2. The THL Parties, the GS Parties and the SP Parties hereby (a) accept the undersigned New Unitholder to be bound by the Shareholders Agreement and (b) consent, in accordance with Section 5.10 of the Shareholders Agreement, that the New Unitholder shall have all such rights provided under the Shareholders Agreement to a “THL Party” and “Shareholder,” as defined therein and (c) agree that the SP Parties hereby cease to be parties to the Shareholders Agreement.

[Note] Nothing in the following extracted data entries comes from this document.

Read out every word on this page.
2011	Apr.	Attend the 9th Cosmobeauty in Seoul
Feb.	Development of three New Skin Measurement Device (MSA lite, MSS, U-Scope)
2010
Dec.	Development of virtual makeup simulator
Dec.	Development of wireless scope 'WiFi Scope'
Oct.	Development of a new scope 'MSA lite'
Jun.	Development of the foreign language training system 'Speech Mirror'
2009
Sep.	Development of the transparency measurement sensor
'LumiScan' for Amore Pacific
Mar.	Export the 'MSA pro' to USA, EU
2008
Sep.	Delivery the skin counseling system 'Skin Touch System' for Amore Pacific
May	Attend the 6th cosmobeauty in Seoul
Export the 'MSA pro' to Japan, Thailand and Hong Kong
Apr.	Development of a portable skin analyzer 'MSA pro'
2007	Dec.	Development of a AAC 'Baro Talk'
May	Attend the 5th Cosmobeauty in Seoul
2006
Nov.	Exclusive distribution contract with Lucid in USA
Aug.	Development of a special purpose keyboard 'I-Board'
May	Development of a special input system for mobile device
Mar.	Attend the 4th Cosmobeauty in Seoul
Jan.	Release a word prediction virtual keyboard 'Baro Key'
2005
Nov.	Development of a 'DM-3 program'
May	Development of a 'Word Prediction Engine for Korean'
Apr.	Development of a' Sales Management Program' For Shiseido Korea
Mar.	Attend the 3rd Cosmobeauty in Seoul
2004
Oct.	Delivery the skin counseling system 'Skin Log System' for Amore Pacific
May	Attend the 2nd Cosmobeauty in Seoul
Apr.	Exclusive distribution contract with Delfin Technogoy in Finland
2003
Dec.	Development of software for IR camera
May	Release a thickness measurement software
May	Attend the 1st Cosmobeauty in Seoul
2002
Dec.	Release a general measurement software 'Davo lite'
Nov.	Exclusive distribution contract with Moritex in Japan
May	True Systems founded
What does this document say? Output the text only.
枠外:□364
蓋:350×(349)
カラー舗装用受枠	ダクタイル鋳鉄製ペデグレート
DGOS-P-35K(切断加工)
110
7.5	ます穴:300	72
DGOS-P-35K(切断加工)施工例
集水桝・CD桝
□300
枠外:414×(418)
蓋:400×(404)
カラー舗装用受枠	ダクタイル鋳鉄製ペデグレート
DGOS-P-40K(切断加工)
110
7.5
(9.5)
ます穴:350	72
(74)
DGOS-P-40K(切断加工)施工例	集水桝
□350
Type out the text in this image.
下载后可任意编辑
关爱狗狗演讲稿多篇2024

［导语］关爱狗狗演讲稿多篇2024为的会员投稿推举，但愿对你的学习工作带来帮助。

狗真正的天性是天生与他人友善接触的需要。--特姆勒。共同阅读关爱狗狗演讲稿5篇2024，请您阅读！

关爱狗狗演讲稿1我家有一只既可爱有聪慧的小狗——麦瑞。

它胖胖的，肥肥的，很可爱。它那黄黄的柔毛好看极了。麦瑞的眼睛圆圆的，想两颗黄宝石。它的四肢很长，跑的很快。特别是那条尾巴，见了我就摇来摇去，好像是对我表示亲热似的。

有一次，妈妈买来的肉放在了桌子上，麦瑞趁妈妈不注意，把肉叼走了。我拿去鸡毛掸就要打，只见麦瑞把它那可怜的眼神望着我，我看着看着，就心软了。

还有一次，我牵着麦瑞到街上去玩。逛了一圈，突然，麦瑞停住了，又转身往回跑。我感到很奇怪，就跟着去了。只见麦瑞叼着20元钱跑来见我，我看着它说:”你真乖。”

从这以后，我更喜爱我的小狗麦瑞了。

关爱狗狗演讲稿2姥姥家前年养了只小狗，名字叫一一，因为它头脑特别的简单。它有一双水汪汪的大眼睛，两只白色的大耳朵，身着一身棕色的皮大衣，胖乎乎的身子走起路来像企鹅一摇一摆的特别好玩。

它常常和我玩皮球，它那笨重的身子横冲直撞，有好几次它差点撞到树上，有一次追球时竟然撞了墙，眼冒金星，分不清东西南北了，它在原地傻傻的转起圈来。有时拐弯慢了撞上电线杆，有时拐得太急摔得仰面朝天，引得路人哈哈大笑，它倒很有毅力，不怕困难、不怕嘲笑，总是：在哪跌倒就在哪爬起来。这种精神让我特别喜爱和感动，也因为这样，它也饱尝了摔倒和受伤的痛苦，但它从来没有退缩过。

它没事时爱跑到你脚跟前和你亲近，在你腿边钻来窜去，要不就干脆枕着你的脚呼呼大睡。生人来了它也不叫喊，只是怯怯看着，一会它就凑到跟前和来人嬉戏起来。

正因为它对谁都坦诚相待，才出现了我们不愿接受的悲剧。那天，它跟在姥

REPRESENTATIONS AND WARRANTIES
Each of the parties to this Agreement hereby represents and warrants to each other party to this Agreement that as of the date such party executes this Agreement:
3. Existence; Authority; Enforceability. Such party has the power and authority to enter into this Agreement and to carry out its obligations hereunder. Such party is duly organized and validly existing under the laws of its jurisdiction of organization, and the execution of this Agreement, and the consummation of the transactions contemplated herein, have been authorized by all necessary action, and no other act or proceeding on its part is necessary to authorize the execution of this Agreement or the consummation of any of the transactions contemplated hereby. This Agreement has been duly executed by it and constitutes its legal, valid and binding obligations, enforceable against it in accordance with its terms.
4. Absence of Conflicts. The execution and delivery by such party of this Agreement and the performance of its obligations hereunder does not and will not (a) conflict with, or result in the breach of any provision of the constitutive documents of such party; (b) result in any violation, breach, conflict, default or event of default (or an event which with notice, lapse of time, or both, would constitute a default or event of default), or give rise to any right of acceleration or termination or any additional payment obligation, under the terms of any contract, agreement or permit to which such party is a party or by which such party’s assets or operations are bound or affected; or (c) violate any law applicable to such party.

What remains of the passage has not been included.